Fica anexado ao presente documento, dele fazendo parte integrante, a citada Livrança. (…)” (cf. documento escrito em causa, constante dos autos principais, cujo teor se dá aqui por integralmente reproduzido) – ponto G) da matéria assente.

8. O documento escrito referido em 6) foi subscrito, também, pela executada “ C..., Lda.”, na qualidade de primeira outorgante, e, bem assim, pela sociedade “Leasing M... S.A.”, na qualidade de terceira outorgante. – ponto H) da matéria assente.

9. A livrança anexada ao documento escrito referido em 6), como dele fazendo parte integrante, corresponde à aqui dada à execução, melhor descrita em 3). – ponto i) da matéria assente.

10. Na data do seu vencimento, e até ao momento da instauração da acção executiva de que estes autos constituem apenso, os executados não liquidaram o montante titulado pela livrança referida em 3), apesar da mesma ter sido apresentada a pagamento. – ponto J) da matéria assente.

11. Após a outorga do contrato referido em 5), a “Leasing M..., S.A.” alterou a sua denominação para “ B... – Leasing, S.A.”, que, posteriormente, veio a ser incorporada, por fusão, no exequente “Banco B..., S.A.” – ponto K) da base instrutória.
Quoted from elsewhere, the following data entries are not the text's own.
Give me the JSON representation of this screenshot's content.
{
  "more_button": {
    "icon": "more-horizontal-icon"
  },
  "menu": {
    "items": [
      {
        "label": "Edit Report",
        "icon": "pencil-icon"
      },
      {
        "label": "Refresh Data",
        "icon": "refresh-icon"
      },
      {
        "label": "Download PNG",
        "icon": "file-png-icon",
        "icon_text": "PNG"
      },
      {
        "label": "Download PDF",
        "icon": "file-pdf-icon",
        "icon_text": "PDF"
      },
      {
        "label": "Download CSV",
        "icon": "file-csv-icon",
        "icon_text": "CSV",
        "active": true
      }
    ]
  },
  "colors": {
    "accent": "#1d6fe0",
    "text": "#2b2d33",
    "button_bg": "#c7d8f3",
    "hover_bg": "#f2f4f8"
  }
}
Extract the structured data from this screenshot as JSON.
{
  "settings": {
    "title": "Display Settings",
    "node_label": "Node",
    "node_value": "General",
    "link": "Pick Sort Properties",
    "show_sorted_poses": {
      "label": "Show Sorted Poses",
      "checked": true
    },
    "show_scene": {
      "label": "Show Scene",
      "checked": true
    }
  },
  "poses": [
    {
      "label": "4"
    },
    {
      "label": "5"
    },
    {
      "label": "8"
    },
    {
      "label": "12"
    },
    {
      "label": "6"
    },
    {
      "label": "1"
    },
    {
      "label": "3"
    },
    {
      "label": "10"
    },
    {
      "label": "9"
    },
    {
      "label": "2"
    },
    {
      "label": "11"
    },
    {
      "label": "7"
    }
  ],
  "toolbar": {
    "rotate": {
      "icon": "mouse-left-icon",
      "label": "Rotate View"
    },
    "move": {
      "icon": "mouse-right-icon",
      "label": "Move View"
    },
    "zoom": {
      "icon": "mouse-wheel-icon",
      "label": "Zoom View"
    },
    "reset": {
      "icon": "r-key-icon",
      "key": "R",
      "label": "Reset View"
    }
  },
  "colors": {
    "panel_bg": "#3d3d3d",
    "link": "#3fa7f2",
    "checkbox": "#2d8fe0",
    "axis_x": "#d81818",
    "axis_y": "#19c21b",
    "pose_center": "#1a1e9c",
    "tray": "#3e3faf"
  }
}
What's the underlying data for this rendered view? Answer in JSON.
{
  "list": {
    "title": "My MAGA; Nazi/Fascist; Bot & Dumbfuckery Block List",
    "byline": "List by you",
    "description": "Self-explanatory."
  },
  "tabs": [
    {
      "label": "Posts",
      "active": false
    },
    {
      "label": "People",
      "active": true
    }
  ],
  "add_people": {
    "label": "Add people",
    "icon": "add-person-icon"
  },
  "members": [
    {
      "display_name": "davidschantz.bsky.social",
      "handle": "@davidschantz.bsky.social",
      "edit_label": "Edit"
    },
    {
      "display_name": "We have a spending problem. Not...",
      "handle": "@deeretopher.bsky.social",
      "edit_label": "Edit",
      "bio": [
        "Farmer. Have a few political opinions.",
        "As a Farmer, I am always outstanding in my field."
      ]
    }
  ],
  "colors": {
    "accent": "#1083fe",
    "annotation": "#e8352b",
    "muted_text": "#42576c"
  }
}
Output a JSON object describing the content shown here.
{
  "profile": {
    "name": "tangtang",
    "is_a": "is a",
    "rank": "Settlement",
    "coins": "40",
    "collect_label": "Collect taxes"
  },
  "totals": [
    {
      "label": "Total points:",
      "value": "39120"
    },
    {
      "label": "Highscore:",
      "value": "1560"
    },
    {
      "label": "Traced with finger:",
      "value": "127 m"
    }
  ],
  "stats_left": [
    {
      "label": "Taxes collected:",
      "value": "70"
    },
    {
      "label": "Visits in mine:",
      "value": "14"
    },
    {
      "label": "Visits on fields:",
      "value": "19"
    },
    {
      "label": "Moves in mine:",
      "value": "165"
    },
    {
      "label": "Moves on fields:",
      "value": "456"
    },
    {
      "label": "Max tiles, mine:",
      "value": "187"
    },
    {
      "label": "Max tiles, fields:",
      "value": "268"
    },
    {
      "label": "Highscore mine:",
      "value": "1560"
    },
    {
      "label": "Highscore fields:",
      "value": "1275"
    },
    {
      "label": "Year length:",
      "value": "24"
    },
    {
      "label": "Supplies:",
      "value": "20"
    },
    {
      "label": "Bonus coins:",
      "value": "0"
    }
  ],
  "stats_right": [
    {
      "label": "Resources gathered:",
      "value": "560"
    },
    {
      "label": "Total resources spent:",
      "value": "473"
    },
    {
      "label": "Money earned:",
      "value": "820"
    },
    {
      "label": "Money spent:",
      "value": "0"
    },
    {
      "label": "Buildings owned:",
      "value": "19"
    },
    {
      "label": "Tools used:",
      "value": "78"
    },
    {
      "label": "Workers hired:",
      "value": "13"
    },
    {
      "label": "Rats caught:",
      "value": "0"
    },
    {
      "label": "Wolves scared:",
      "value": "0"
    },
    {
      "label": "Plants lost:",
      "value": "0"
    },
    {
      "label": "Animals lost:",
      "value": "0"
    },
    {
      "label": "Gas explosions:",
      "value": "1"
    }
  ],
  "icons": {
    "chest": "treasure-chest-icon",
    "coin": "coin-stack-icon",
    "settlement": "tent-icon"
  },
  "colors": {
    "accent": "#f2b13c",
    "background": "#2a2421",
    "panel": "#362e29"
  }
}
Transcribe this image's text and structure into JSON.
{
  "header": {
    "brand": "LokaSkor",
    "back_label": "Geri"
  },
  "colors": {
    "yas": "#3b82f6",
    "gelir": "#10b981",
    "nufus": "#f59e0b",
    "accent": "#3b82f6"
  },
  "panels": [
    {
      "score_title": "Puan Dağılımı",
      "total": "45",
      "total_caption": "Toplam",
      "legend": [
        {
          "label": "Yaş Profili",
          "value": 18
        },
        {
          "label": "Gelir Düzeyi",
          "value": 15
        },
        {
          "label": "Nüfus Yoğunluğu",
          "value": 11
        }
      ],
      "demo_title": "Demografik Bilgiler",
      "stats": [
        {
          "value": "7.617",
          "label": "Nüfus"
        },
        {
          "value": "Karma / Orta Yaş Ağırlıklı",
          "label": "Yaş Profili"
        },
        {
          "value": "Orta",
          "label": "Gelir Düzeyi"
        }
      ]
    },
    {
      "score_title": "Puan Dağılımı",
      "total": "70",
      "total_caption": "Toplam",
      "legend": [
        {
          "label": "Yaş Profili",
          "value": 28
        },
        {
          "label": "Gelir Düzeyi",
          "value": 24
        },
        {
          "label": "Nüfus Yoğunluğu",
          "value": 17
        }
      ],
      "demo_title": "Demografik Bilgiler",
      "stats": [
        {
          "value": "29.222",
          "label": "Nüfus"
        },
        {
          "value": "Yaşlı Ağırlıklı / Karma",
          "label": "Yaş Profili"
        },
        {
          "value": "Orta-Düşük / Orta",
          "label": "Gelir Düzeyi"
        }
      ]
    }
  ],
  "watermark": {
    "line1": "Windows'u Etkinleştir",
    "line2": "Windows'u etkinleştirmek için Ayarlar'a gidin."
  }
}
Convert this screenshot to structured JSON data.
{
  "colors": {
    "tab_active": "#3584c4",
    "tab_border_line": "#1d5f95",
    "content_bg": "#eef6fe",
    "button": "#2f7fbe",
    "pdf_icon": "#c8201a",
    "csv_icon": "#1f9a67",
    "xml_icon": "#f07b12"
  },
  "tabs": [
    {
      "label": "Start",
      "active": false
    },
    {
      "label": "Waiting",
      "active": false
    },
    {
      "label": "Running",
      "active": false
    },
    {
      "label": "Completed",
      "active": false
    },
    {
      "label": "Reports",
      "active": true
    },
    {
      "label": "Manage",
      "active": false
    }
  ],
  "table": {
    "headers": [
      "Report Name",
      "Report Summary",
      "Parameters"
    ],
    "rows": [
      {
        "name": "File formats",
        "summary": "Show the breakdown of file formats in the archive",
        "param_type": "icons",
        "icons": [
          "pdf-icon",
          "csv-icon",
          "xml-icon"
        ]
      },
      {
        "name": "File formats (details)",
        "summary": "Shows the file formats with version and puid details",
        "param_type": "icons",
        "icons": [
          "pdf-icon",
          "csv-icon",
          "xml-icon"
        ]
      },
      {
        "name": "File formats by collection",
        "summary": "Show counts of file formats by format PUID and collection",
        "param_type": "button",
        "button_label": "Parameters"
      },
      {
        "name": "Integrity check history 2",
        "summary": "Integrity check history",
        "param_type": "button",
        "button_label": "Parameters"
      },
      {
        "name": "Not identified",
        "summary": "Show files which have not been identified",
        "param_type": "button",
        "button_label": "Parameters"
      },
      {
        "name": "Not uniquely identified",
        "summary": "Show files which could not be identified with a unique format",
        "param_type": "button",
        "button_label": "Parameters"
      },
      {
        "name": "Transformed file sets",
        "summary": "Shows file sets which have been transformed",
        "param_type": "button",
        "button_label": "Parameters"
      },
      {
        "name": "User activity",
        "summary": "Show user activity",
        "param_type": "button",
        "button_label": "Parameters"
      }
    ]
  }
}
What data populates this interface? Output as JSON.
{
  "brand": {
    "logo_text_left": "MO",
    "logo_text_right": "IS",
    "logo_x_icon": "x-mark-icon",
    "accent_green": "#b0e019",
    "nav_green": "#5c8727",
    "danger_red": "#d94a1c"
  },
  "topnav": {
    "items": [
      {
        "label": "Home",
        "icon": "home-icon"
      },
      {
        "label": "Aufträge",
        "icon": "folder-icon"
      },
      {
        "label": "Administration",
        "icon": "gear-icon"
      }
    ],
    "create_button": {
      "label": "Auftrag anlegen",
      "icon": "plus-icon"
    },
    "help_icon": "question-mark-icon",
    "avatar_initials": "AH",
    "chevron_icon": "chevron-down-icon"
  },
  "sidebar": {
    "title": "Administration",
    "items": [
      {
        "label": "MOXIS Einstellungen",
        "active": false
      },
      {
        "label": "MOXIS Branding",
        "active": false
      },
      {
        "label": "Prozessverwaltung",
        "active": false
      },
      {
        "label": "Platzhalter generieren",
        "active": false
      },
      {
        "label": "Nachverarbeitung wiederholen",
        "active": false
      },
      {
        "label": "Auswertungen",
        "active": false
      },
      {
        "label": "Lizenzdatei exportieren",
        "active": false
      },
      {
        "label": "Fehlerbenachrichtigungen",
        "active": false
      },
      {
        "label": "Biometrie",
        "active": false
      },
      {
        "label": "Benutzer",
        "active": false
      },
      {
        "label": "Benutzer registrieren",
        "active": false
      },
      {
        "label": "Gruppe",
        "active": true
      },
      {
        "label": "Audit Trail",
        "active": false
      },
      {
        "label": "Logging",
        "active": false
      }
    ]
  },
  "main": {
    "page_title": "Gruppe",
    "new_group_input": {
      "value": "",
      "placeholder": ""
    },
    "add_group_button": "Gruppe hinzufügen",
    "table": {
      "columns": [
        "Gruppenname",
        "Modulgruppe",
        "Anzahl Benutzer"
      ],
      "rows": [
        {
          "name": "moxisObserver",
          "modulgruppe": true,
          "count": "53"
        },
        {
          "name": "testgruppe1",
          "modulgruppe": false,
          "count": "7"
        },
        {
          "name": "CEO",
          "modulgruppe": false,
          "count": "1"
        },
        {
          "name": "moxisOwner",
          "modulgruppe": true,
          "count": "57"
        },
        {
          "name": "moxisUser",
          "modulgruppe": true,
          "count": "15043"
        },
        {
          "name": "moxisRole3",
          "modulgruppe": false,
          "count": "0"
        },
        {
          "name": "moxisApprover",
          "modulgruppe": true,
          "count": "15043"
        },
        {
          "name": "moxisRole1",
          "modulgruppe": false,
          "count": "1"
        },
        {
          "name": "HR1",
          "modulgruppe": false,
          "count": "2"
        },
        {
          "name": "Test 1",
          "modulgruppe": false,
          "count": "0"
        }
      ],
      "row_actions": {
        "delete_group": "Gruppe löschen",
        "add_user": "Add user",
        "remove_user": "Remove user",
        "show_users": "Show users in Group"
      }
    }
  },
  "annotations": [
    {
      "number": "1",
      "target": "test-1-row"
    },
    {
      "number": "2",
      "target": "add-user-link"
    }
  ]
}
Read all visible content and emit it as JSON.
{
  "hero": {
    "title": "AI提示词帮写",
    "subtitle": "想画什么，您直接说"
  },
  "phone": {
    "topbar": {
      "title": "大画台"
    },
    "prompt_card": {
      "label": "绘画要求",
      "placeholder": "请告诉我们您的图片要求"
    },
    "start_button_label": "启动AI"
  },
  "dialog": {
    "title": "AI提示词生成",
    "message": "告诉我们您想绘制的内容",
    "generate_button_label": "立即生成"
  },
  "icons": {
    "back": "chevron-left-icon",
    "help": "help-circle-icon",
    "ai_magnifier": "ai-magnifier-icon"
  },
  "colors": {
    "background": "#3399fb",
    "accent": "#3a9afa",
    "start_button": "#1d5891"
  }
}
12. O executado/opoente subscreveu o documento escrito denominado de “Convenção de Preenchimento da Livrança em Branco” a que se alude em 3). – ponto 1.º da base instrutória.

*

III – Fundamentação de Direito

O âmbito do presente oposição – de cuja sentença o exequente apela – localiza-se, juridicamente, na vulgarmente designada “excepção de preenchimento”; o que logo traz subentendido que se está perante uma subscrição (duma letra ou livrança) em branco e que, segundo o oponente, o portador (aquele a quem o título foi entregue) a preencheu abusivamente.

É justamente o caso do litígio sob recurso.

A presente execução tem por base uma livrança que quando foi entregue ao exequente/apelante – assinada/subscrita pelo oponente/recorrido (como avalista) e por todos os demais obrigados cambiários (incluindo a subscritora C...) – não tinha preenchidos os campos referentes à data de emissão, data de vencimento e importância[2], sendo certo que, quando foi “dada” à execução, tinha inscrita como datas de emissão e de vencimento os dia 15-11-1999 e 17-10-2011 e como importância o montante de € 49.727,59; localizando o oponente/recorrido o “abuso” cometido no preenchimento pelo exequente/portador, “grosso modo”, na inexistência de convenção válida para o preenchimento de tal livrança[3].

Não é – delimitando ainda o objecto da oposição e da apelação – o “abuso” que normal e recorrentemente é invocado.

Normal e recorrentemente, situa-se o abuso/violação do pacto de preenchimento do título “dado” à execução na não ocorrência da vicissitude/incumprimento da relação fundamental (em o devedor principal não ter incumprido e não se ter ainda verificado a constituição da obrigação pecuniária) e diz-se, por isso, que o título não podia ter sido preenchida ou que ainda o não podia ser ou, além disto, invoca-se que o título foi preenchido por uma quantia superior à que estava em dívida; ou seja, coloca-se em causa o “se”, o “quando” e o “quanto” do preenchimento do título.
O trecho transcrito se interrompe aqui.